The front dorsal fin works like a suction cup, located at the top of its head, in order to attach to sharks. The remora fish feed off scraps of prey dropped by sharks, while also cleaning and removing parasites located on the shark’s skin or near their mouths.

Sharks are smart enough to realize these tiny fish help keep them healthy, and are even observed in the wild to slow down in order for the nearby remoras to attach. Not only will sharks act as transportation to the smaller fish, but will protect these smaller fish from their natural predators. 

One final symbiotic relationship between predator and prey are the Nile crocodile and the Egyptian plover bird. Crocodiles are a large type of reptile that hunts and overpowers prey. Their teeth are sharp and strong in order to latch and hold onto prey while they swallow their prey whole.

As these large predators consume, bits of flesh and debris can get caught between their teeth, and if left to decay, the trapped debris can cause disease and infection in the crocodile’s mouth.

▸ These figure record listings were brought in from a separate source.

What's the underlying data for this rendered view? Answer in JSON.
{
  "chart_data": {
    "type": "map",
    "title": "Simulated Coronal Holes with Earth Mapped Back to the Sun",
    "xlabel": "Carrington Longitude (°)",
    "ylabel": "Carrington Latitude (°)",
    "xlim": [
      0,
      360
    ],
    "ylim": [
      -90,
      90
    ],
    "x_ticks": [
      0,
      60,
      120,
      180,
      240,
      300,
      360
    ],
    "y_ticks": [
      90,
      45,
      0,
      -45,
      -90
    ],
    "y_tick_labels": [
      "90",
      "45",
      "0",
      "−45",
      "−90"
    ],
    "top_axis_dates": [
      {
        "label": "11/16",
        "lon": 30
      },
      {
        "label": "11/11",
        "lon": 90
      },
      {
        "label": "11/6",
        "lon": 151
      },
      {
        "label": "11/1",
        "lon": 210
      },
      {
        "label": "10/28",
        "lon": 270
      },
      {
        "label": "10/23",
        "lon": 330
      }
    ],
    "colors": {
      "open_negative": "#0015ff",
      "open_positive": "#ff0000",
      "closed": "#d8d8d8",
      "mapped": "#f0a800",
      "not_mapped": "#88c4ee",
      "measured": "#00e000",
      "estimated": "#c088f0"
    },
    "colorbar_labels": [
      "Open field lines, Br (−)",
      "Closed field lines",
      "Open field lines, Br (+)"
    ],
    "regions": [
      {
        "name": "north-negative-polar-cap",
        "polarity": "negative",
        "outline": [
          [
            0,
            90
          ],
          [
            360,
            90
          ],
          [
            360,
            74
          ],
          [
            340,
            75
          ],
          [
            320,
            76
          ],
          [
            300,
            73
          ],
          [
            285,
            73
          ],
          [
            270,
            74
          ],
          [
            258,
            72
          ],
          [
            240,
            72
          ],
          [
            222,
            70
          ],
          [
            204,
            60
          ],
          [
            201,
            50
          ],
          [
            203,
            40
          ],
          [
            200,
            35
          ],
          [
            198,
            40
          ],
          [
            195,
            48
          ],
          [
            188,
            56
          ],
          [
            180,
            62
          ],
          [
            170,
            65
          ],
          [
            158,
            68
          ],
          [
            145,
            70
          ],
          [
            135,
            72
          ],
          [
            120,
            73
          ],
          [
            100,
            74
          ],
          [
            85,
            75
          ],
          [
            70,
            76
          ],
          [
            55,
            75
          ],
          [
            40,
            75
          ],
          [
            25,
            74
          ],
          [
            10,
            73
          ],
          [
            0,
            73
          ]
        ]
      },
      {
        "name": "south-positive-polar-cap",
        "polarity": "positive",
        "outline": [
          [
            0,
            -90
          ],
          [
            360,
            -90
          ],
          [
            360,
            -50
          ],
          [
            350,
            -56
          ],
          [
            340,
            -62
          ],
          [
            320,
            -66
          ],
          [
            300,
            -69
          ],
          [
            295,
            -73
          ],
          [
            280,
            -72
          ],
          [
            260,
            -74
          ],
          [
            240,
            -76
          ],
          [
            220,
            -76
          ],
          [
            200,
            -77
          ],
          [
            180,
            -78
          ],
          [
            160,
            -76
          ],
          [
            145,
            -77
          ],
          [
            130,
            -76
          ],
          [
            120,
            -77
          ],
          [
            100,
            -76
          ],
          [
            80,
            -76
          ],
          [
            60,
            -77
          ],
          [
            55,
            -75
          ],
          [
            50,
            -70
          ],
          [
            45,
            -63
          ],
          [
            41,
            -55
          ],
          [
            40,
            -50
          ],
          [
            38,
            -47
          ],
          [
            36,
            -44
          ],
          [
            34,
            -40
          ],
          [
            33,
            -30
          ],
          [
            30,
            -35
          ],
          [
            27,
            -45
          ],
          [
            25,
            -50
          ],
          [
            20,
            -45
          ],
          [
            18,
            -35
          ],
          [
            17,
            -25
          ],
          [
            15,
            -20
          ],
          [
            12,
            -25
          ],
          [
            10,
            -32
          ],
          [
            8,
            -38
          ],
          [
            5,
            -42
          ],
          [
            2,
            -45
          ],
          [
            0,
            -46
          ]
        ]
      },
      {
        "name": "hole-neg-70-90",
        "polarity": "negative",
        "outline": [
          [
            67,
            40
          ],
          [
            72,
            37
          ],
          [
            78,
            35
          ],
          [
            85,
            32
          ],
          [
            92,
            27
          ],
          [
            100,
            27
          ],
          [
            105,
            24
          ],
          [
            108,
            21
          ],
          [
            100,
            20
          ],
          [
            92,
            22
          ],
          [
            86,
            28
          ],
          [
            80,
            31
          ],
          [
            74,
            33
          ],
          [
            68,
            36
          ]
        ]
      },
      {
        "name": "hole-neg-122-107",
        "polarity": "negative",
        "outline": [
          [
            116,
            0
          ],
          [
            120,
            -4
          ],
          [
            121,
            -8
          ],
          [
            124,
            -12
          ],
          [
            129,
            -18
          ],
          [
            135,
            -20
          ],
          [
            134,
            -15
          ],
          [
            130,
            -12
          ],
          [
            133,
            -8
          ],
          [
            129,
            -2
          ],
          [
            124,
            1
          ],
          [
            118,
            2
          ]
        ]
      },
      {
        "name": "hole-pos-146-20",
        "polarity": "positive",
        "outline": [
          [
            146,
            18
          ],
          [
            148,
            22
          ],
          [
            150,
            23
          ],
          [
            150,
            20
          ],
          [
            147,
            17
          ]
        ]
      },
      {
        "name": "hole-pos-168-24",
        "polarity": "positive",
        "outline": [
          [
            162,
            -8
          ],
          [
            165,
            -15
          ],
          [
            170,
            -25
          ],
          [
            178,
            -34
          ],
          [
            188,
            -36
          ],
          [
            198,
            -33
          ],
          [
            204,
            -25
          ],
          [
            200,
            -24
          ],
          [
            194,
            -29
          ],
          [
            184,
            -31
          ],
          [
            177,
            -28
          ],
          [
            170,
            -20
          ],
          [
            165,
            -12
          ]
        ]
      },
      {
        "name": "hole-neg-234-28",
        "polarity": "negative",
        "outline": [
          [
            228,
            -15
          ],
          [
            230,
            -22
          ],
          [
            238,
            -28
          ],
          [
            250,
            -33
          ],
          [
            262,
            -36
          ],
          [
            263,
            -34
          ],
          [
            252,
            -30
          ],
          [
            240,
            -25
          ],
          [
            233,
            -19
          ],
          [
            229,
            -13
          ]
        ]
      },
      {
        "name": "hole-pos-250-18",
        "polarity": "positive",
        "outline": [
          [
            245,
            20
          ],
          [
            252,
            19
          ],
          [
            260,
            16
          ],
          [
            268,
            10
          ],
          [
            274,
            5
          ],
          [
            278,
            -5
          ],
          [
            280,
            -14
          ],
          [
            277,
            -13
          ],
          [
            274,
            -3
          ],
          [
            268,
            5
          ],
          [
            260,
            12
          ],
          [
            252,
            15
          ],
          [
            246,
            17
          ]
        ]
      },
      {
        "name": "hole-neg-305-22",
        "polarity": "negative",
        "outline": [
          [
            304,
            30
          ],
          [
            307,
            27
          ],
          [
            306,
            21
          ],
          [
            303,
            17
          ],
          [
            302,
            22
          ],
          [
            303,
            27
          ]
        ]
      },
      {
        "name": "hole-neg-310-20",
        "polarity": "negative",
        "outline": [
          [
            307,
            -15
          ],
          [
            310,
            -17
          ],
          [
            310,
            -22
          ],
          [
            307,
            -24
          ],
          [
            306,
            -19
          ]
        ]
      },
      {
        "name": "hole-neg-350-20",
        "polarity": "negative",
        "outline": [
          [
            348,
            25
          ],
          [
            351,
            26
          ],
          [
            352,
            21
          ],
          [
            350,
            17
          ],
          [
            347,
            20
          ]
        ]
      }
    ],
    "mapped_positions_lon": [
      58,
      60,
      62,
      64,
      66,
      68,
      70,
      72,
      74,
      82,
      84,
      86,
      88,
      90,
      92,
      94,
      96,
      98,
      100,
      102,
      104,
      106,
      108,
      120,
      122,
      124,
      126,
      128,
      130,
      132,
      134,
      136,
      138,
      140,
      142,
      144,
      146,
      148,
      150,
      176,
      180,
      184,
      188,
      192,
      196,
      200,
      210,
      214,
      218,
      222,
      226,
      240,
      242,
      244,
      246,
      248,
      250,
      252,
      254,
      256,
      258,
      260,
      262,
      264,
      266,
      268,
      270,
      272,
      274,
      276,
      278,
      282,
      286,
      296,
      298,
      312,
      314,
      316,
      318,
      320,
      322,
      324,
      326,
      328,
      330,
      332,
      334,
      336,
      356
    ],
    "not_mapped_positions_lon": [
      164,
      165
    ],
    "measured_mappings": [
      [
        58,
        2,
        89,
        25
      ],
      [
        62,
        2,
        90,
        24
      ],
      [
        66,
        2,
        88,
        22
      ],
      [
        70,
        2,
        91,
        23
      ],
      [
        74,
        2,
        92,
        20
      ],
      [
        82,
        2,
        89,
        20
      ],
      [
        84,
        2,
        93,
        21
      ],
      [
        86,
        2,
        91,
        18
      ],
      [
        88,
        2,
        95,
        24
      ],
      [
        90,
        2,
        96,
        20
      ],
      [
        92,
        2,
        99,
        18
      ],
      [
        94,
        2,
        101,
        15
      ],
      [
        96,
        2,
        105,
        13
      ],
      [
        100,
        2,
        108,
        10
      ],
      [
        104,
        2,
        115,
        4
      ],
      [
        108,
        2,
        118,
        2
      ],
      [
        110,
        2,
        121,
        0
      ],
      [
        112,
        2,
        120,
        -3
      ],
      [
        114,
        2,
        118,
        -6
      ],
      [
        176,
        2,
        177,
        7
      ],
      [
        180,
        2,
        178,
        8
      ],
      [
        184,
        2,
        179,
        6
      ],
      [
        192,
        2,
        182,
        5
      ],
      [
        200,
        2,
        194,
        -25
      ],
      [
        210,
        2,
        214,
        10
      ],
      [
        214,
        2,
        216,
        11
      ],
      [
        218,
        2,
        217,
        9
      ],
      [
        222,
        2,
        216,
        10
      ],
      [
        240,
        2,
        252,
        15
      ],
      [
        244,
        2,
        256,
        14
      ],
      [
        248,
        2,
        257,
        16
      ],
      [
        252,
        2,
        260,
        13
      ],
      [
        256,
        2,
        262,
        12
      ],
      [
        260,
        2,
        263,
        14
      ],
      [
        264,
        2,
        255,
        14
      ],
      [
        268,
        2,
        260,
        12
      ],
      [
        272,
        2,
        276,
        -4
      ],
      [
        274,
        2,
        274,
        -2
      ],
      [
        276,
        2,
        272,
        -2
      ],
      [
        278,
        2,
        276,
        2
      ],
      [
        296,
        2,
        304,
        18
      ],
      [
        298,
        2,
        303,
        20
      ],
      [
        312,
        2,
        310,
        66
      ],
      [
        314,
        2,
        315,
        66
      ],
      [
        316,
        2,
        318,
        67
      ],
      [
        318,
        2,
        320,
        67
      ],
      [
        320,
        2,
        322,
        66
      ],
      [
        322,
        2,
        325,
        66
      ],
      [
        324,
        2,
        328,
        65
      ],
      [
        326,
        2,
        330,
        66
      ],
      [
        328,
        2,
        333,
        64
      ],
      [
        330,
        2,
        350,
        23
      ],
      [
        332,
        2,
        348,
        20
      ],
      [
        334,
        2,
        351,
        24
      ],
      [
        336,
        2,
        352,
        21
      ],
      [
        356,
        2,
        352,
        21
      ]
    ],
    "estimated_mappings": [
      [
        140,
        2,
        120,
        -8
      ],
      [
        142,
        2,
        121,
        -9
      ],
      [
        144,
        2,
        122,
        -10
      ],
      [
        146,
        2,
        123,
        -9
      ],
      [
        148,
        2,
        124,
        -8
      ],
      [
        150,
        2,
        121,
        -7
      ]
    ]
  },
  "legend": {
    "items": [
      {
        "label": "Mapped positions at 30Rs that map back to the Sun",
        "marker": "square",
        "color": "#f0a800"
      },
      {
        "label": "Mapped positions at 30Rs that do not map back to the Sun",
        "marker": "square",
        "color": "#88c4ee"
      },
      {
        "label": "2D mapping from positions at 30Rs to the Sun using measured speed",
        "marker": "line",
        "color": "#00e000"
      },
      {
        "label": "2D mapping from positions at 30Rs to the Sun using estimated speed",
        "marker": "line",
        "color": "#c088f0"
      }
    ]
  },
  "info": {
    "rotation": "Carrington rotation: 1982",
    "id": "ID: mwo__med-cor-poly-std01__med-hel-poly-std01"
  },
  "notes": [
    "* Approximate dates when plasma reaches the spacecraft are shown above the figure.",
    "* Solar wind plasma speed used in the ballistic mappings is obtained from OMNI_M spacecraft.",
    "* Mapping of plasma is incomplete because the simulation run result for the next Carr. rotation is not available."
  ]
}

This is where the Egyptian plover birds come into play: they are known to clean crocodile’s teeth.

Oftentimes crocodiles will sunbathe on the riverbanks without moving, with their jaws wide open. This encourages the plover bird to land and pick pieces of flesh out of its teeth. The plover gets a free meal while the crocodile’s teeth remain clean and healthy.

These amazing relationships can promote friendship between animals who would usually interact as predators and prey. This shows that nature is more than the cycle of life, but an amazing relationship between living organisms.